Suddenly, it dawned on the Clinton Administration and the Congress that the equation didn’t work with one class of depository institutions paying the maximum for insurance and another class riding high on free government insurance.
After wringing their hands for months over the dilemma, the House and Senate Banking Committees decided to cram an insurance “fix” into last year’s Budget Reconciliation resolution. The plan involved a one-time payment of about $6 billion by the thrifts to bring their insurance fund up to the statutory minimum of 1.25 percent of deposits — with the banking industry picking up most of the $800 million annual bill for the old FICO bonds. The cost to the banks would have been roughly 2.5 cents per $100 of insured deposits. The plan would have allowed insurance premiums paid by thrifts to drop to a level more competitive with the banks.
As predicted, the Budget Reconciliation measure was vetoed by the President on other grounds and the insurance fix went down the tubes.
This sent Congress back to the drawing board. House Banking Committee Chairman Jim Leach — stung by the banks’ criticism of the SAIF plan — decided that he would tap the bulging bank accounts of the Federal National Mortgage Association (Fannie Mae) and the Federal Home Loan Bank Corporation (Freddie Mac) to help pay for the FICO bonds. But, a quick lobbying campaign by Fannie and Freddie killed that idea before it got out of the word processors.
Congress and the Clinton Administration have returned to the idea of the banking industry sharing the cost of the FICO bonds as a means of closing the premium disparity between the two industry groups.
But, the banks aren’t buying. Lobbyists — from both the Independent Bankers Association and the American Bankers Association — are battling hard against being part of any plan that requires a bank contribution. Despite a plea from President Clinton, the banks were successful in stripping the deposit insurance plan from the last short-term funding measure. Now, Congressional proponents of the plan are talking about tacking the measure on a “must” piece of legislation such as the possible gas tax repeal or a budget bill should one emerge.
A year ago, before the FDIC decided to cut bank premiums from 23 cents per $100 of deposits to zero, the attitude of the banks might have been dramatically different.
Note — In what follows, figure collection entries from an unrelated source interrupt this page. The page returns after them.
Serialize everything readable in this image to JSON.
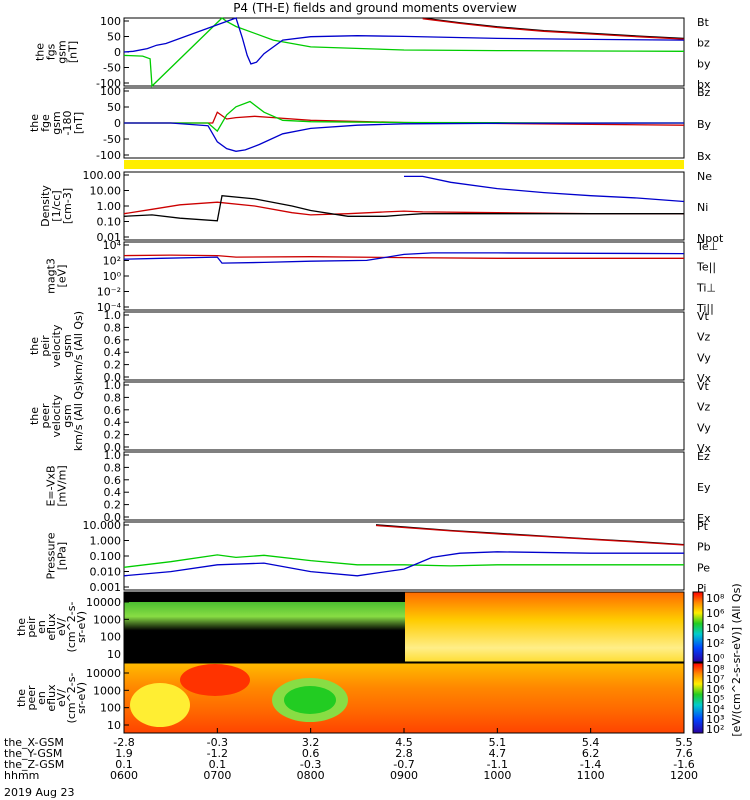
{
  "title": "P4 (TH-E) fields and ground moments overview",
  "colors": {
    "black": "#000000",
    "red": "#cc0000",
    "green": "#00cc00",
    "blue": "#0000cc",
    "yellow": "#ffee00"
  },
  "chart_data": {
    "type": "line",
    "panels": [
      {
        "id": "fgs",
        "ylabel_lines": [
          "the",
          "fgs",
          "gsm",
          "[nT]"
        ],
        "ytick_labels": [
          "100",
          "50",
          "0",
          "-50",
          "-100"
        ],
        "ylim": [
          -100,
          100
        ],
        "legend": [
          {
            "name": "Bt",
            "color": "black"
          },
          {
            "name": "bz",
            "color": "red"
          },
          {
            "name": "by",
            "color": "green"
          },
          {
            "name": "bx",
            "color": "blue"
          }
        ],
        "series": [
          {
            "name": "Bt",
            "color": "black",
            "x": [
              9.2,
              9.6,
              10.0,
              10.5,
              11.0,
              11.5,
              12.0
            ],
            "y": [
              100,
              86,
              74,
              63,
              55,
              47,
              40
            ]
          },
          {
            "name": "bz",
            "color": "red",
            "x": [
              9.2,
              9.6,
              10.0,
              10.5,
              11.0,
              11.5,
              12.0
            ],
            "y": [
              98,
              84,
              72,
              61,
              53,
              45,
              38
            ]
          },
          {
            "name": "by",
            "color": "green",
            "x": [
              6.0,
              6.2,
              6.28,
              6.3,
              7.05,
              7.1,
              7.2,
              7.4,
              7.6,
              8.0,
              9.0,
              10.0,
              11.0,
              12.0
            ],
            "y": [
              -10,
              -12,
              -20,
              -100,
              100,
              90,
              75,
              55,
              35,
              15,
              6,
              4,
              3,
              2
            ]
          },
          {
            "name": "bx",
            "color": "blue",
            "x": [
              6.0,
              6.1,
              6.25,
              6.35,
              6.45,
              7.2,
              7.27,
              7.32,
              7.36,
              7.42,
              7.5,
              7.7,
              8.0,
              8.5,
              9.0,
              10.0,
              11.0,
              12.0
            ],
            "y": [
              0,
              2,
              10,
              20,
              25,
              100,
              40,
              -10,
              -35,
              -30,
              -5,
              35,
              45,
              48,
              46,
              40,
              37,
              35
            ]
          }
        ]
      },
      {
        "id": "fge",
        "ylabel_lines": [
          "the",
          "fge",
          "gsm",
          "-180",
          "[nT]"
        ],
        "ytick_labels": [
          "100",
          "50",
          "0",
          "-50",
          "-100"
        ],
        "ylim": [
          -130,
          130
        ],
        "legend": [
          {
            "name": "Bz",
            "color": "red"
          },
          {
            "name": "By",
            "color": "green"
          },
          {
            "name": "Bx",
            "color": "blue"
          }
        ],
        "series": [
          {
            "name": "Bz",
            "color": "red",
            "x": [
              6.0,
              6.5,
              6.95,
              7.0,
              7.1,
              7.2,
              7.4,
              7.6,
              8.0,
              9.0,
              10.0,
              11.0,
              12.0
            ],
            "y": [
              0,
              0,
              0,
              40,
              15,
              20,
              25,
              20,
              10,
              2,
              -2,
              -5,
              -8
            ]
          },
          {
            "name": "By",
            "color": "green",
            "x": [
              6.0,
              6.5,
              6.9,
              7.0,
              7.1,
              7.2,
              7.35,
              7.5,
              7.7,
              8.0,
              9.0,
              10.0,
              11.0,
              12.0
            ],
            "y": [
              0,
              0,
              0,
              -30,
              30,
              60,
              80,
              40,
              10,
              5,
              2,
              1,
              0,
              0
            ]
          },
          {
            "name": "Bx",
            "color": "blue",
            "x": [
              6.0,
              6.5,
              6.9,
              7.0,
              7.1,
              7.2,
              7.3,
              7.45,
              7.7,
              8.0,
              8.5,
              9.0,
              10.0,
              12.0
            ],
            "y": [
              0,
              0,
              -10,
              -70,
              -95,
              -105,
              -100,
              -80,
              -40,
              -20,
              -8,
              -3,
              -1,
              0
            ]
          }
        ]
      },
      {
        "id": "density",
        "ylabel_lines": [
          "Density",
          "[1/cc]",
          "[cm-3]"
        ],
        "ytick_labels": [
          "100.00",
          "10.00",
          "1.00",
          "0.10",
          "0.01"
        ],
        "log": true,
        "ylim_log10": [
          -2.3,
          2.3
        ],
        "legend": [
          {
            "name": "Ne",
            "color": "red"
          },
          {
            "name": "Ni",
            "color": "black"
          },
          {
            "name": "Npot",
            "color": "blue"
          }
        ],
        "series": [
          {
            "name": "Ne",
            "color": "red",
            "x": [
              6.0,
              6.3,
              6.6,
              7.0,
              7.4,
              7.8,
              8.0,
              8.4,
              8.8,
              9.0,
              9.2,
              10.0,
              11.0,
              12.0
            ],
            "y": [
              0.3,
              0.6,
              1.2,
              1.8,
              1.0,
              0.35,
              0.25,
              0.3,
              0.4,
              0.45,
              0.4,
              0.35,
              0.3,
              0.3
            ]
          },
          {
            "name": "Ni",
            "color": "black",
            "x": [
              6.0,
              6.3,
              6.6,
              7.0,
              7.05,
              7.4,
              7.8,
              8.0,
              8.4,
              8.8,
              9.0,
              9.2,
              10.0,
              11.0,
              12.0
            ],
            "y": [
              0.2,
              0.25,
              0.15,
              0.1,
              5.0,
              3.0,
              1.0,
              0.5,
              0.2,
              0.2,
              0.25,
              0.3,
              0.3,
              0.3,
              0.3
            ]
          },
          {
            "name": "Npot",
            "color": "blue",
            "x": [
              9.0,
              9.2,
              9.5,
              10.0,
              10.5,
              11.0,
              11.5,
              12.0
            ],
            "y": [
              100,
              100,
              40,
              15,
              8,
              5,
              3.5,
              2
            ]
          }
        ]
      },
      {
        "id": "temperature",
        "ylabel_lines": [
          "magt3",
          "[eV]"
        ],
        "ytick_labels": [
          "10⁴",
          "10²",
          "10⁰",
          "10⁻²",
          "10⁻⁴"
        ],
        "log": true,
        "ylim_log10": [
          -5,
          5
        ],
        "legend": [
          {
            "name": "Te⊥",
            "color": "red"
          },
          {
            "name": "Te||",
            "color": "black"
          },
          {
            "name": "Ti⊥",
            "color": "green"
          },
          {
            "name": "Ti||",
            "color": "green"
          }
        ],
        "series": [
          {
            "name": "Te⊥",
            "color": "red",
            "x": [
              6.0,
              6.5,
              7.0,
              7.2,
              8.0,
              9.0,
              10.0,
              11.0,
              12.0
            ],
            "y": [
              1000,
              1200,
              1000,
              600,
              700,
              500,
              400,
              400,
              400
            ]
          },
          {
            "name": "Ti",
            "color": "blue",
            "x": [
              6.0,
              6.4,
              7.0,
              7.05,
              7.5,
              8.0,
              8.6,
              9.0,
              9.3,
              10.0,
              11.0,
              12.0
            ],
            "y": [
              300,
              400,
              600,
              80,
              100,
              150,
              200,
              1500,
              2500,
              2500,
              2200,
              2000
            ]
          }
        ]
      },
      {
        "id": "peir_velocity",
        "ylabel_lines": [
          "the",
          "peir",
          "velocity",
          "gsm",
          "km/s (All Qs)"
        ],
        "ytick_labels": [
          "1.0",
          "0.8",
          "0.6",
          "0.4",
          "0.2",
          "0.0"
        ],
        "ylim": [
          0,
          1
        ],
        "legend": [
          {
            "name": "Vt",
            "color": "black"
          },
          {
            "name": "Vz",
            "color": "red"
          },
          {
            "name": "Vy",
            "color": "green"
          },
          {
            "name": "Vx",
            "color": "blue"
          }
        ],
        "series": []
      },
      {
        "id": "peer_velocity",
        "ylabel_lines": [
          "the",
          "peer",
          "velocity",
          "gsm",
          "km/s (All Qs)"
        ],
        "ytick_labels": [
          "1.0",
          "0.8",
          "0.6",
          "0.4",
          "0.2",
          "0.0"
        ],
        "ylim": [
          0,
          1
        ],
        "legend": [
          {
            "name": "Vt",
            "color": "black"
          },
          {
            "name": "Vz",
            "color": "red"
          },
          {
            "name": "Vy",
            "color": "green"
          },
          {
            "name": "Vx",
            "color": "blue"
          }
        ],
        "series": []
      },
      {
        "id": "efield",
        "ylabel_lines": [
          "E=-VxB",
          "[mV/m]"
        ],
        "ytick_labels": [
          "1.0",
          "0.8",
          "0.6",
          "0.4",
          "0.2",
          "0.0"
        ],
        "ylim": [
          0,
          1
        ],
        "legend": [
          {
            "name": "Ez",
            "color": "red"
          },
          {
            "name": "Ey",
            "color": "green"
          },
          {
            "name": "Ex",
            "color": "blue"
          }
        ],
        "series": []
      },
      {
        "id": "pressure",
        "ylabel_lines": [
          "Pressure",
          "[nPa]"
        ],
        "ytick_labels": [
          "10.000",
          "1.000",
          "0.100",
          "0.010",
          "0.001"
        ],
        "log": true,
        "ylim_log10": [
          -3.3,
          1.5
        ],
        "legend": [
          {
            "name": "Pt",
            "color": "black"
          },
          {
            "name": "Pb",
            "color": "red"
          },
          {
            "name": "Pe",
            "color": "green"
          },
          {
            "name": "Pi",
            "color": "blue"
          }
        ],
        "series": [
          {
            "name": "Pt",
            "color": "black",
            "x": [
              8.7,
              9.5,
              10.0,
              10.5,
              11.0,
              11.5,
              12.0
            ],
            "y": [
              20,
              8,
              5,
              3.2,
              2,
              1.3,
              0.8
            ]
          },
          {
            "name": "Pb",
            "color": "red",
            "x": [
              8.7,
              9.5,
              10.0,
              10.5,
              11.0,
              11.5,
              12.0
            ],
            "y": [
              18,
              7.5,
              4.6,
              3.0,
              1.9,
              1.2,
              0.75
            ]
          },
          {
            "name": "Pe",
            "color": "green",
            "x": [
              6.0,
              6.5,
              7.0,
              7.2,
              7.5,
              8.0,
              8.5,
              9.0,
              9.5,
              10.0,
              11.0,
              12.0
            ],
            "y": [
              0.02,
              0.05,
              0.15,
              0.1,
              0.14,
              0.06,
              0.03,
              0.03,
              0.025,
              0.03,
              0.03,
              0.03
            ]
          },
          {
            "name": "Pi",
            "color": "blue",
            "x": [
              6.0,
              6.5,
              7.0,
              7.5,
              8.0,
              8.5,
              9.0,
              9.3,
              9.6,
              10.0,
              11.0,
              12.0
            ],
            "y": [
              0.005,
              0.01,
              0.03,
              0.04,
              0.01,
              0.005,
              0.015,
              0.1,
              0.2,
              0.25,
              0.2,
              0.2
            ]
          }
        ]
      }
    ],
    "spectrograms": [
      {
        "id": "peir_en_eflux",
        "ylabel_lines": [
          "the",
          "peir",
          "en",
          "eflux",
          "eV/",
          "(cm^2-s-",
          "sr-eV)"
        ],
        "ytick_labels": [
          "10000",
          "1000",
          "100",
          "10"
        ]
      },
      {
        "id": "peer_en_eflux",
        "ylabel_lines": [
          "the",
          "peer",
          "en",
          "eflux",
          "eV/",
          "(cm^2-s-",
          "sr-eV)"
        ],
        "ytick_labels": [
          "10000",
          "1000",
          "100",
          "10"
        ]
      }
    ],
    "colorbars": [
      {
        "tick_labels": [
          "10⁸",
          "10⁶",
          "10⁴",
          "10²",
          "10⁰"
        ],
        "label": "[eV/(cm^2-s-sr-eV)] (All Qs)"
      },
      {
        "tick_labels": [
          "10⁸",
          "10⁷",
          "10⁶",
          "10⁵",
          "10⁴",
          "10³",
          "10²"
        ],
        "label": "[eV/(cm^2-s-sr-eV)]"
      }
    ],
    "x_axis": {
      "rows": [
        {
          "label": "the_X-GSM",
          "values": [
            "-2.8",
            "-0.3",
            "3.2",
            "4.5",
            "5.1",
            "5.4",
            "5.5"
          ]
        },
        {
          "label": "the_Y-GSM",
          "values": [
            "1.9",
            "-1.2",
            "0.6",
            "2.8",
            "4.7",
            "6.2",
            "7.6"
          ]
        },
        {
          "label": "the_Z-GSM",
          "values": [
            "0.1",
            "0.1",
            "-0.3",
            "-0.7",
            "-1.1",
            "-1.4",
            "-1.6"
          ]
        },
        {
          "label": "hhmm",
          "values": [
            "0600",
            "0700",
            "0800",
            "0900",
            "1000",
            "1100",
            "1200"
          ]
        }
      ],
      "date": "2019 Aug 23",
      "xlim_hours": [
        6,
        12
      ]
    }
  }
}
Then, the industry might well have been coaxed to the negotiating table and the Clinton Administration and the Congress likely could have worked out a compromise that would have included a moderate cut in premiums for the banks combined with a deal on the FICO bonds.
Such an approach not only would have solved the thrift problem, but would have allowed the bank insurance fund to continue to grow as a bulwark against a future taxpayer bailout if bank fortunes go sour.
But, now the banks are fat and happy with the feast of free insurance provided by Mrs. Helfer’s FDIC — and in no mood to give any of it back to pay for the FICO bonds — or even to strengthen their own deposit insurance fund.
Likely, some last-minute solution to the SAIF problems will be enacted. The stakes are too great to allow it to flounder indefinitely. Already, thrifts are moving deposits into affiliates that are members of the bank insurance fund, further weakening SAIF. And without a solution, the FICO bonds may face default, an event that would mean a taxpayer bailout.
But, the current management of the deposit insurance funds is absurd — and the blame rests equally with the Executive and Legislative Branches.
When Congress awoke form its deep slumber in the late 1980s., there was genuine bi-partisan alarm over the careless manner in which the deposit insurance funds had been managed. President Bush and leaders from both parties in the Congress vowed “never again” would the taxpayers be subjected to a “Perils of Pauline” style of management of the insurance funds. But, for the past year, the FDIC and the Congress seem to have gone back to business as usual.